FAST_REGEX_LOG_PARSER - Amazon Kinesis Data Analytics SQL Reference

FAST_REGEX_LOG_PARSER

FAST_REGEX_LOG_PARSE('input_string', 'fast_regex_pattern')

The FAST_REGEX_LOG_PARSE works by first decomposing the regular expression into a series of regular expressions, one for each expression inside a group and one for each expression outside a group. Any fixed length portions at the start of any expressions are moved to the end of the previous expression. If any expression is entirely fixed length, it is merged with the previous expression. The series of expressions is then evaluated using lazy semantics with no backtracking. (In regular expression parsing parlance, "lazy" means don't parse more than you need to at each step. "Greedy" means parse as much as you can at each step.)

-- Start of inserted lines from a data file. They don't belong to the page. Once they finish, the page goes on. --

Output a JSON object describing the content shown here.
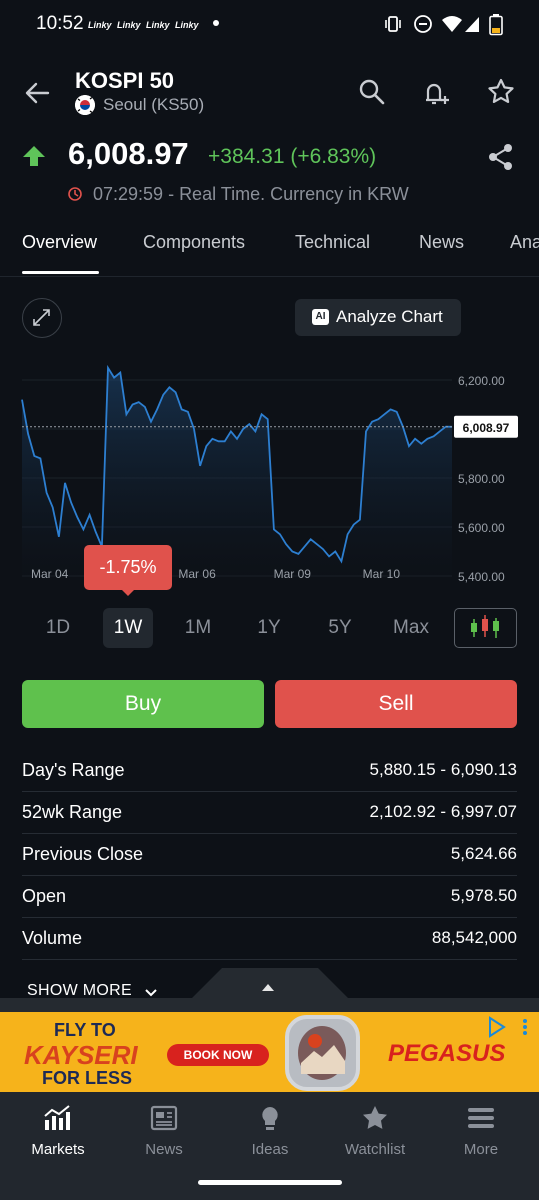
{
  "status_bar": {
    "time": "10:52",
    "notifications": [
      "Linky",
      "Linky",
      "Linky",
      "Linky"
    ]
  },
  "header": {
    "title": "KOSPI 50",
    "exchange": "Seoul (KS50)",
    "flag_icon": "south-korea-flag-icon"
  },
  "quote": {
    "price": "6,008.97",
    "change": "+384.31 (+6.83%)",
    "direction": "up",
    "timestamp": "07:29:59 - Real Time. Currency in KRW",
    "up_color": "#5fc45a"
  },
  "tabs": [
    {
      "label": "Overview",
      "active": true
    },
    {
      "label": "Components",
      "active": false
    },
    {
      "label": "Technical",
      "active": false
    },
    {
      "label": "News",
      "active": false
    },
    {
      "label": "Ana",
      "active": false
    }
  ],
  "chart_controls": {
    "ai_badge": "AI",
    "analyze_label": "Analyze Chart"
  },
  "chart_data": {
    "type": "area",
    "title": "",
    "xlabel": "",
    "ylabel": "",
    "ylim": [
      5400,
      6300
    ],
    "y_ticks": [
      "6,200.00",
      "5,800.00",
      "5,600.00",
      "5,400.00"
    ],
    "x_ticks": [
      "Mar 04",
      "Mar 06",
      "Mar 09",
      "Mar 10"
    ],
    "current_value_label": "6,008.97",
    "current_value": 6008.97,
    "tooltip": "-1.75%",
    "line_color": "#2d7fd1",
    "series": [
      {
        "values": [
          6120,
          5980,
          5890,
          5880,
          5740,
          5680,
          5560,
          5780,
          5700,
          5640,
          5590,
          5650,
          5580,
          5520,
          6250,
          6210,
          6230,
          6060,
          6100,
          6110,
          6090,
          6030,
          6080,
          6140,
          6170,
          6150,
          6080,
          6070,
          6000,
          5850,
          5930,
          5960,
          5950,
          5950,
          5990,
          5960,
          6000,
          6020,
          5990,
          6060,
          6040,
          5590,
          5570,
          5530,
          5500,
          5490,
          5520,
          5550,
          5530,
          5510,
          5480,
          5500,
          5460,
          5570,
          5610,
          5630,
          5990,
          6030,
          6040,
          6060,
          6080,
          6070,
          6010,
          5930,
          5960,
          5940,
          5960,
          5970,
          5990,
          6010,
          6008.97
        ]
      }
    ]
  },
  "ranges": [
    {
      "label": "1D",
      "active": false
    },
    {
      "label": "1W",
      "active": true
    },
    {
      "label": "1M",
      "active": false
    },
    {
      "label": "1Y",
      "active": false
    },
    {
      "label": "5Y",
      "active": false
    },
    {
      "label": "Max",
      "active": false
    }
  ],
  "actions": {
    "buy_label": "Buy",
    "sell_label": "Sell",
    "buy_color": "#5fc14d",
    "sell_color": "#e0524c"
  },
  "stats": [
    {
      "label": "Day's Range",
      "value": "5,880.15 - 6,090.13"
    },
    {
      "label": "52wk Range",
      "value": "2,102.92 - 6,997.07"
    },
    {
      "label": "Previous Close",
      "value": "5,624.66"
    },
    {
      "label": "Open",
      "value": "5,978.50"
    },
    {
      "label": "Volume",
      "value": "88,542,000"
    }
  ],
  "show_more_label": "SHOW MORE",
  "ad": {
    "line1": "FLY TO",
    "line2": "KAYSERI",
    "line3": "FOR LESS",
    "cta": "BOOK NOW",
    "brand": "PEGASUS"
  },
  "bottom_nav": [
    {
      "label": "Markets",
      "icon": "markets-chart-icon",
      "active": true
    },
    {
      "label": "News",
      "icon": "news-icon",
      "active": false
    },
    {
      "label": "Ideas",
      "icon": "lightbulb-icon",
      "active": false
    },
    {
      "label": "Watchlist",
      "icon": "star-icon",
      "active": false
    },
    {
      "label": "More",
      "icon": "menu-icon",
      "active": false
    }
  ]
}
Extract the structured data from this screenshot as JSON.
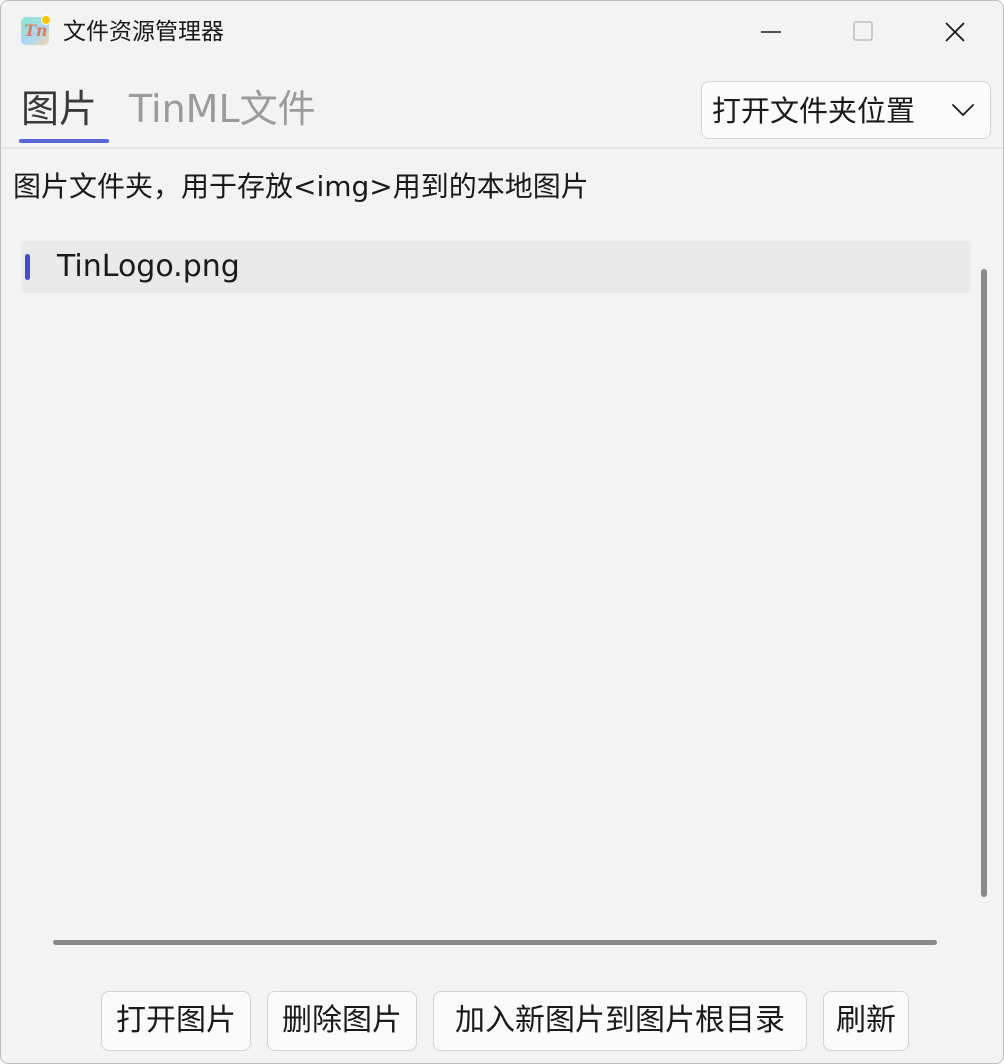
{
  "window": {
    "title": "文件资源管理器",
    "icon": "tin-app-icon"
  },
  "title_controls": [
    "minimize-icon",
    "maximize-icon",
    "close-icon"
  ],
  "tabs": [
    {
      "label": "图片",
      "active": true
    },
    {
      "label": "TinML文件",
      "active": false
    }
  ],
  "open_location": {
    "label": "打开文件夹位置"
  },
  "description": "图片文件夹，用于存放<img>用到的本地图片",
  "files": [
    {
      "name": "TinLogo.png",
      "selected": true
    }
  ],
  "buttons": {
    "open": "打开图片",
    "delete": "删除图片",
    "add": "加入新图片到图片根目录",
    "refresh": "刷新"
  },
  "colors": {
    "accent": "#5b66d6",
    "selection_indicator": "#3d4fd0",
    "background": "#f3f3f3"
  }
}
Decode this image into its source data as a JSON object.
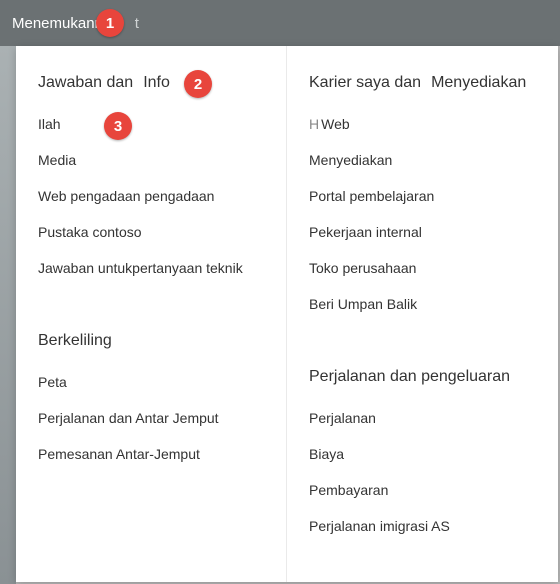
{
  "topbar": {
    "title": "Menemukannya",
    "trailingChar": "t"
  },
  "badges": {
    "b1": "1",
    "b2": "2",
    "b3": "3"
  },
  "columns": {
    "left": {
      "section1": {
        "headerPart1": "Jawaban dan",
        "headerPart2": "Info",
        "links": [
          "Ilah",
          "Media",
          "Web pengadaan pengadaan",
          "Pustaka contoso",
          "Jawaban untukpertanyaan teknik"
        ]
      },
      "section2": {
        "header": "Berkeliling",
        "links": [
          "Peta",
          "Perjalanan dan Antar Jemput",
          "Pemesanan Antar-Jemput"
        ]
      }
    },
    "right": {
      "section1": {
        "headerPart1": "Karier saya dan",
        "headerPart2": "Menyediakan",
        "links": [
          {
            "prefix": "H",
            "text": "Web"
          },
          {
            "prefix": "",
            "text": "Menyediakan"
          },
          {
            "prefix": "",
            "text": "Portal pembelajaran"
          },
          {
            "prefix": "",
            "text": "Pekerjaan internal"
          },
          {
            "prefix": "",
            "text": "Toko perusahaan"
          },
          {
            "prefix": "",
            "text": "Beri Umpan Balik"
          }
        ]
      },
      "section2": {
        "header": "Perjalanan dan pengeluaran",
        "links": [
          "Perjalanan",
          "Biaya",
          "Pembayaran",
          "Perjalanan imigrasi AS"
        ]
      }
    }
  }
}
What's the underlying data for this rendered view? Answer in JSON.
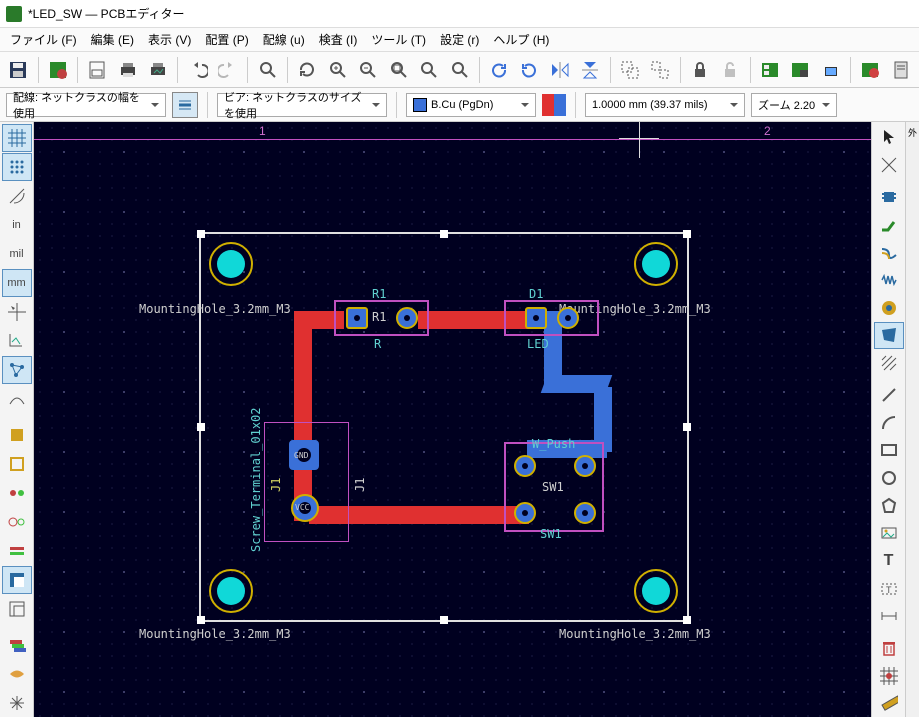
{
  "window": {
    "title": "*LED_SW — PCBエディター"
  },
  "menu": {
    "file": "ファイル (F)",
    "edit": "編集 (E)",
    "view": "表示 (V)",
    "place": "配置 (P)",
    "route": "配線 (u)",
    "inspect": "検査 (I)",
    "tools": "ツール (T)",
    "settings": "設定 (r)",
    "help": "ヘルプ (H)"
  },
  "options": {
    "track": "配線: ネットクラスの幅を使用",
    "via": "ビア: ネットクラスのサイズを使用",
    "layer": "B.Cu (PgDn)",
    "grid": "1.0000 mm (39.37 mils)",
    "zoom": "ズーム 2.20"
  },
  "left_tools": {
    "in": "in",
    "mil": "mil",
    "mm": "mm"
  },
  "ruler": {
    "t1": "1",
    "t2": "2"
  },
  "board": {
    "outline_layer": "Edge.Cuts",
    "mounting_holes": {
      "label": "MountingHole_3.2mm_M3"
    },
    "r1": {
      "ref": "R1",
      "val": "R",
      "ref_silk": "R1"
    },
    "d1": {
      "ref": "D1",
      "val": "LED"
    },
    "sw1": {
      "ref": "SW1",
      "val": "SW1",
      "fp": "W_Push"
    },
    "j1": {
      "ref": "J1",
      "fp": "Screw_Terminal_01x02",
      "p1": "GND",
      "p2": "VCC"
    }
  },
  "right_extra": "外"
}
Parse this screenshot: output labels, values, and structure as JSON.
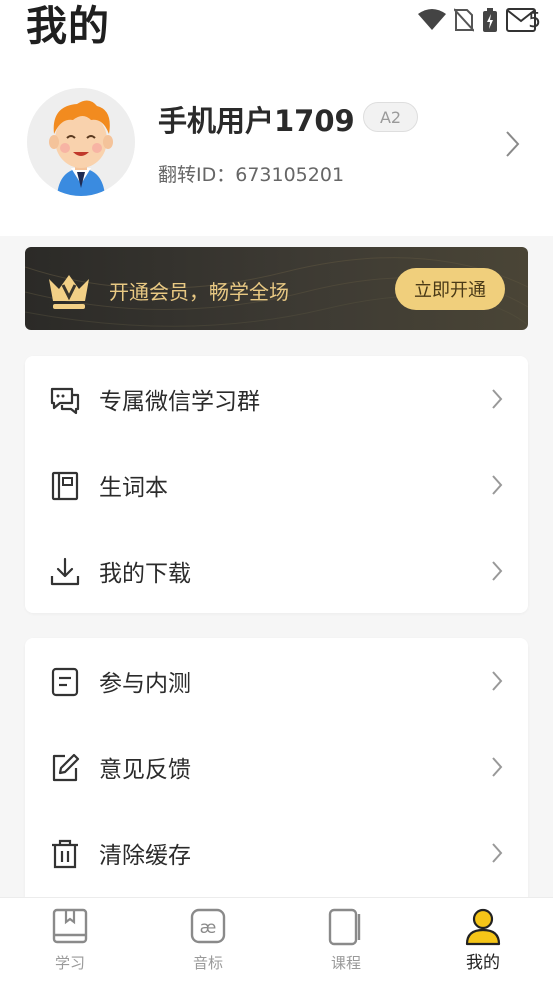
{
  "header": {
    "title": "我的"
  },
  "status_bar": {
    "time": "5"
  },
  "profile": {
    "name": "手机用户1709",
    "level": "A2",
    "id_label": "翻转ID：673105201"
  },
  "vip": {
    "text": "开通会员，畅学全场",
    "button": "立即开通"
  },
  "menu_group_1": [
    {
      "label": "专属微信学习群",
      "icon": "chat-icon"
    },
    {
      "label": "生词本",
      "icon": "notebook-icon"
    },
    {
      "label": "我的下载",
      "icon": "download-icon"
    }
  ],
  "menu_group_2": [
    {
      "label": "参与内测",
      "icon": "document-icon"
    },
    {
      "label": "意见反馈",
      "icon": "edit-icon"
    },
    {
      "label": "清除缓存",
      "icon": "trash-icon"
    }
  ],
  "tabs": [
    {
      "label": "学习",
      "icon": "book-icon"
    },
    {
      "label": "音标",
      "icon": "phonetic-icon"
    },
    {
      "label": "课程",
      "icon": "course-icon"
    },
    {
      "label": "我的",
      "icon": "user-icon"
    }
  ],
  "colors": {
    "accent": "#f5c518",
    "vip_gold": "#e9c983",
    "vip_button": "#f0cf7c",
    "vip_bg": "#2b2a27"
  }
}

The columns returned will be COLUMN1 through COLUMNn, where n is the number of groups in the regular expression. The columns will be of type varchar(1024).  See sample usage below at First FRLP Example and at Further FRLP Examples.

FAST_REGEX_LOG_PARSER (FRLP)

FAST_REGEX_LOG_PARSER uses a lazy search - it stops at the first match. By contrast, the REGEX_LOG_PARSE is greedy unless possessive quantifiers are used.

FAST_REGEX_LOG_PARSE scans the supplied input string for all the characters specified by the Fast Regex pattern.  

  • All characters in that input string must be accounted for by the characters and scan groups defined in the Fast Regex pattern. Scan groups define the fields-or-columns resulting when a scan is successful.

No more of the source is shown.